Une étude menée par le Dr Alhassane Diallo, enseignant-chercheur à l’Université Gamal Abdel Nasser de Conakry, apporte de nouvelles perspectives pour la prise en charge de l’insuffisance cardiaque à fraction d’éjection préservée ou modérément réduite (abrégé HFpEF). Il s’agit de la forme la plus courante d’insuffisance cardiaque, particulièrement fréquente chez les personnes âgées, les patients atteints de surpoids ou d’obésité et de diabète de type 2.
Cette maladie grave entraîne de nombreuses hospitalisations et augmente considérablement le risque de décès cardiovasculaire. Pourtant, contrairement à d’autres formes d’insuffisance cardiaque, les options thérapeutiques restent encore limitées.
Une étude internationale sur plus de 25 000 patients
Pour combler ce vide, le Dr Diallo et son équipe internationale ont analysé les données de plus de 25 000 patients provenant de huit grands essais cliniques. Leur travail, publié dans la revue eClinicalMedicine (groupe The Lancet), démontre que l’association de trois classes de médicaments – les antagonistes des récepteurs des minéralocorticoïdes, les inhibiteurs du cotransporteur sodium-glucose de type 2 et les agonistes des récepteurs du GLP-1, dont le sémaglutide – offre des bénéfices significatifs pour les patients.
« HFpEF est une maladie grave et fréquente avec peu d’options thérapeutiques disponibles à ce jour », explique le Dr Diallo pour justifier son choix de recherche.
Des résultats impressionnants
Les résultats sont éloquents. La combinaison de ces trois traitements réduit de 58 % le risque combiné d’hospitalisation pour insuffisance cardiaque ou de décès cardiovasculaire. Elle diminue également de 73 % les hospitalisations spécifiques liées à l’insuffisance cardiaque et de 43 % la mortalité cardiovasculaire. Concrètement, cela signifie qu’en traitant au moins pendant deux ans les patients avec cette combinaison, on éviterait un événement grave (une hospitalisation ou un décès) à quatorze d’entre eux.
Ces données ouvrent des perspectives majeures pour l’élaboration de nouvelles recommandations médicales. Elles confirment que l’utilisation combinée de plusieurs approches thérapeutiques s’avère plus efficace que l’administration d’un seul ou deux médicaments.
Une importance particulière pour l’Afrique
Pour le Dr Diallo, ces résultats revêtent aussi une importance particulière dans le contexte africain : « L’insuffisance cardiaque est un problème majeur de santé publique, mais elle prend une dimension particulière en Afrique avec l’augmentation rapide du diabète et de l’obésité. Il est crucial que nos recherches puissent contribuer à améliorer la prise en charge des patients, y compris chez nous », souligne-t-il.

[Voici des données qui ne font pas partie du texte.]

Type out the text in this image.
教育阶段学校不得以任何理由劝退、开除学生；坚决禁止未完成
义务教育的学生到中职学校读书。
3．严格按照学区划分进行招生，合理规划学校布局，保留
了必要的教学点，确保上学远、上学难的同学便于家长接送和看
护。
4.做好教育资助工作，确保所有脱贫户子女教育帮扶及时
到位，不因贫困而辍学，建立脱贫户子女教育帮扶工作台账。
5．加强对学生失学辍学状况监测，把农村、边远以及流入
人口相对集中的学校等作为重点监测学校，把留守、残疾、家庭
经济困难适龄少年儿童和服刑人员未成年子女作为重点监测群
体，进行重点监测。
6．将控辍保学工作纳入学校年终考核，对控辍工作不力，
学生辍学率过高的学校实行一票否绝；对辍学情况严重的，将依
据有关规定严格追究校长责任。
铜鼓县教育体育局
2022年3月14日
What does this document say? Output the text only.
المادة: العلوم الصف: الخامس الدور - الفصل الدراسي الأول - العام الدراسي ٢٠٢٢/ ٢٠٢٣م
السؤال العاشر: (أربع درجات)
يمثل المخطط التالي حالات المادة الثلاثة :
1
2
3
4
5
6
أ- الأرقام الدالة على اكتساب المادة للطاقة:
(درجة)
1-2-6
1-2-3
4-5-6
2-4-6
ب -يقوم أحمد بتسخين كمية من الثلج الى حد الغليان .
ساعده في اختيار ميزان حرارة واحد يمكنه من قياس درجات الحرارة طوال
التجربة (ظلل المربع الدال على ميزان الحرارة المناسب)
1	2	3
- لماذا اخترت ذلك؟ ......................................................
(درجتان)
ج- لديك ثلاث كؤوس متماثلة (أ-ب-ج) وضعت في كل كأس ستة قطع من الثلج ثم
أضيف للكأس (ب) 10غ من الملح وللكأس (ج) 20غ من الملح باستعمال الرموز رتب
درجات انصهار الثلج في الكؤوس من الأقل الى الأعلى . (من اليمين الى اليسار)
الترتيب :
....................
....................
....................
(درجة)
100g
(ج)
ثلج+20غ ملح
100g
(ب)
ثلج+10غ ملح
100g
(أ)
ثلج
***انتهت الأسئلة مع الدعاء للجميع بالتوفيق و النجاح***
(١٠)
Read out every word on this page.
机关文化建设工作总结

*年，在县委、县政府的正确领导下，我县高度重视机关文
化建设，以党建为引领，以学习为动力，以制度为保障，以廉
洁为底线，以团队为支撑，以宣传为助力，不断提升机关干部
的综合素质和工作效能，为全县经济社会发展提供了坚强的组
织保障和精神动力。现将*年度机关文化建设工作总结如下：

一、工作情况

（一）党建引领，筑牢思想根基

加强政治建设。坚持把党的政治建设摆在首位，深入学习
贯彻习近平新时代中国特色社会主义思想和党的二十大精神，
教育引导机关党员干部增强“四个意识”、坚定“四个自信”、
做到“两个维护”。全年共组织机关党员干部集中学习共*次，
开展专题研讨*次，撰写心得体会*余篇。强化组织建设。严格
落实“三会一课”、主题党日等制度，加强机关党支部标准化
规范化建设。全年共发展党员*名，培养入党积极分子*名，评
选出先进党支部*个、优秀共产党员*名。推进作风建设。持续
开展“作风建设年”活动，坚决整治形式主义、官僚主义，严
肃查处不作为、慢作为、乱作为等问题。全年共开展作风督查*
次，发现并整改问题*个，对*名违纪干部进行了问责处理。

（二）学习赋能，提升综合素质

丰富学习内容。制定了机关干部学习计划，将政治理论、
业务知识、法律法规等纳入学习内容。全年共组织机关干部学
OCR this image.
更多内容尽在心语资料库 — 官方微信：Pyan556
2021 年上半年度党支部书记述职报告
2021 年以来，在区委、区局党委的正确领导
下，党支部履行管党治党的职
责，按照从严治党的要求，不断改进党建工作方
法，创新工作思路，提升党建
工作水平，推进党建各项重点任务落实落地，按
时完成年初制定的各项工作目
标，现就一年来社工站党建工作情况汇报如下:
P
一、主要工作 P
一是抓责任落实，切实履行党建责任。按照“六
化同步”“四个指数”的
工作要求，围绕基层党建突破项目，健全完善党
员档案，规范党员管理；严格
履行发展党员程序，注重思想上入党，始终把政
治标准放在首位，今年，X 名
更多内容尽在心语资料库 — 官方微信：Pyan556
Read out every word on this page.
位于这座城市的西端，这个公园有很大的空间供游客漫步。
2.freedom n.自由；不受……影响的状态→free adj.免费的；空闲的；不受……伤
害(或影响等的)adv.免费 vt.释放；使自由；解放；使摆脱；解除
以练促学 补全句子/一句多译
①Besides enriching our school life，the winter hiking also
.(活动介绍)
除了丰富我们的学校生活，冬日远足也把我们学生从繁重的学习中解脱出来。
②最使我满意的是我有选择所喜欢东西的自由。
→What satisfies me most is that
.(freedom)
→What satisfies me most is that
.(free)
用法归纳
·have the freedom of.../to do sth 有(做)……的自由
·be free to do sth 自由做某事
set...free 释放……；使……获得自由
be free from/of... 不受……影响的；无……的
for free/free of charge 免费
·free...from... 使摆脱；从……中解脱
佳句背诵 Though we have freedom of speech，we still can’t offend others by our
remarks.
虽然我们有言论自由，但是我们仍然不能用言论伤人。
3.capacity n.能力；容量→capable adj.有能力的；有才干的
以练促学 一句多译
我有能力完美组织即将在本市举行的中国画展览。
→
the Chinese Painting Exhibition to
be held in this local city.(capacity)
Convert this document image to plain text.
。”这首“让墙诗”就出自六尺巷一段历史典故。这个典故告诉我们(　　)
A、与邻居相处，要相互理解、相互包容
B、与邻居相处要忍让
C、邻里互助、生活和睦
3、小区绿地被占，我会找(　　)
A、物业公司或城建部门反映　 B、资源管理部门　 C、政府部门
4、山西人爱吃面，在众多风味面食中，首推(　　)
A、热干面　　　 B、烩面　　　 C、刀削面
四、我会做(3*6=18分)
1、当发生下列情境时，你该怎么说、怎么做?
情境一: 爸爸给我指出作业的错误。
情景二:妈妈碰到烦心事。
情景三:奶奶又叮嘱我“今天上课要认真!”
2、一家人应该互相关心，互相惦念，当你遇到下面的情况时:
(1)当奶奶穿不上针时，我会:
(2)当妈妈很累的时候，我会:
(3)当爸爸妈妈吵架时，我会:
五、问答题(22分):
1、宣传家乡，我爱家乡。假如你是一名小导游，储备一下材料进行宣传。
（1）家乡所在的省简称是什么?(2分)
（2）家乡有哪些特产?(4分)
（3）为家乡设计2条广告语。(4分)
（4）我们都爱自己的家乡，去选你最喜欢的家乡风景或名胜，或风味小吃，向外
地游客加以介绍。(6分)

Il insiste également sur la nécessité de mieux évaluer cette stratégie thérapeutique dans des populations Africaines : « Seulement 4 % de population noire d’origine américaine ont participé à ces essais cliniques. Il serait important d’évaluer leur efficacité sur un plus grand échantillon de sujets noirs d’origine Africaine. Comme il sera difficile de convaincre les laboratoires pharmaceutiques de mener des études cliniques spécifiques dans notre contexte Africain, il serait intéressant de mettre en place des études de suivi appelées cohortes prospectives pour avoir une meilleure connaissance de l’efficacité de ces nouveaux traitements en vie réelle. C’est un projet en cours », précise-t-il, dans l’espoir d’obtenir des financements pour arriver à ces fins.
Quels défis pour l’application clinique ?
L’un des obstacles reste la validation définitive de cette trithérapie. « Il faudrait tester cette combinaison dans un nouvel essai clinique de phase 3 multicentrique de très grande puissance », rappelle le chercheur.
Interrogé sur les éventuels effets secondaires, le Dr Diallo se veut rassurant :
« Les essais de phase 3 qui testeront la triple combinaison nous en diront davantage. À ce jour, il n’y a pas de signal majeur inquiétant sur chaque traitement pris individuellement. »
Le chercheur compte désormais poursuivre ses travaux. « Nous souhaitons mettre en place des études cliniques en vie réelle ou des essais spécifiques sur les populations noires d’origine Africaine », annonce-t-il.
Bien que d’autres recherches soient encore nécessaires, cette étude marque déjà une étape importante dans la lutte contre une maladie qui touche un nombre croissant de personnes dans le monde et ouvre la voie à de nouvelles stratégies thérapeutiques plus efficaces.